McGucken looked to Morgan—Morgan looked to McGucken. ‘Charge’—that word was so easy to say: Carmichael was so easy to ignore—and that’s just what they did, leaping down the slope after the men in a murderous catharsis.
A spatter of shots felled one or two of the 95th, but the sight of even a few dozen wild-men shouting, spitting to be at them was too much. The ranks in front turned to run but they were held in the funnel of the gulley by those behind. A cry went up from the Russians, a low moan from the British as the two sides met. Morgan saw at least half a dozen Russians lie down shamming death, whilst others fell to their knees, hands raised up in supplication bellowing the now familiar, ‘Christos, Christos!’ The quicker-thinking ones even held up crosses and icons to ward off their attackers.
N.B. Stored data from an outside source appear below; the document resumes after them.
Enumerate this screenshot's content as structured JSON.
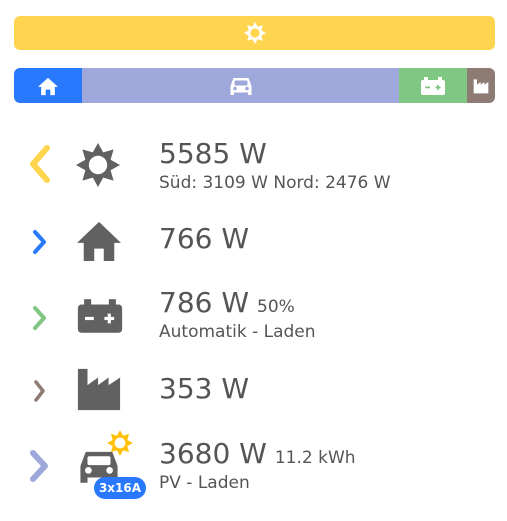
{
  "colors": {
    "solar": "#FFD54F",
    "house": "#2979FF",
    "car": "#9FA8DA",
    "battery": "#81C784",
    "grid": "#8D7B74",
    "icon": "#616161",
    "text": "#555555"
  },
  "topbar": {
    "icon": "sun-icon"
  },
  "flowbar": {
    "segments": [
      {
        "name": "house",
        "icon": "home-icon",
        "share": 0.14
      },
      {
        "name": "car",
        "icon": "car-icon",
        "share": 0.66
      },
      {
        "name": "battery",
        "icon": "battery-icon",
        "share": 0.14
      },
      {
        "name": "grid",
        "icon": "factory-icon",
        "share": 0.06
      }
    ]
  },
  "rows": {
    "pv": {
      "icon": "sun-icon",
      "value": "5585 W",
      "detail": "Süd: 3109 W Nord: 2476 W"
    },
    "house": {
      "icon": "home-icon",
      "value": "766 W"
    },
    "battery": {
      "icon": "battery-icon",
      "value": "786 W",
      "soc": "50%",
      "mode": "Automatik - Laden"
    },
    "grid": {
      "icon": "factory-icon",
      "value": "353 W"
    },
    "car": {
      "icon": "car-solar-icon",
      "value": "3680 W",
      "energy": "11.2 kWh",
      "mode": "PV - Laden",
      "badge": "3x16A"
    }
  }
}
A handful resisted bravely, but didn’t last long. The other two companies had a point to prove to the battle-stained Grenadiers and fell-to with a will, lunging deep into the flesh of those who stood at bay, felling others with shots from the waist, whilst the crazy, cheering pack hurtled down the slope.
‘Leave him, Almond, get after the others.’ Morgan saw how the young soldier’s bayonet rose up starkly, aiming for the back of an unarmed Russian. Blood already stained the leg and skirts of the man’s greatcoat—he was no threat. Almond did as he was told, lowered his weapon and caught the fugitive by the belts instead, throwing him to the ground before a kick from his muddy boot curled the man up.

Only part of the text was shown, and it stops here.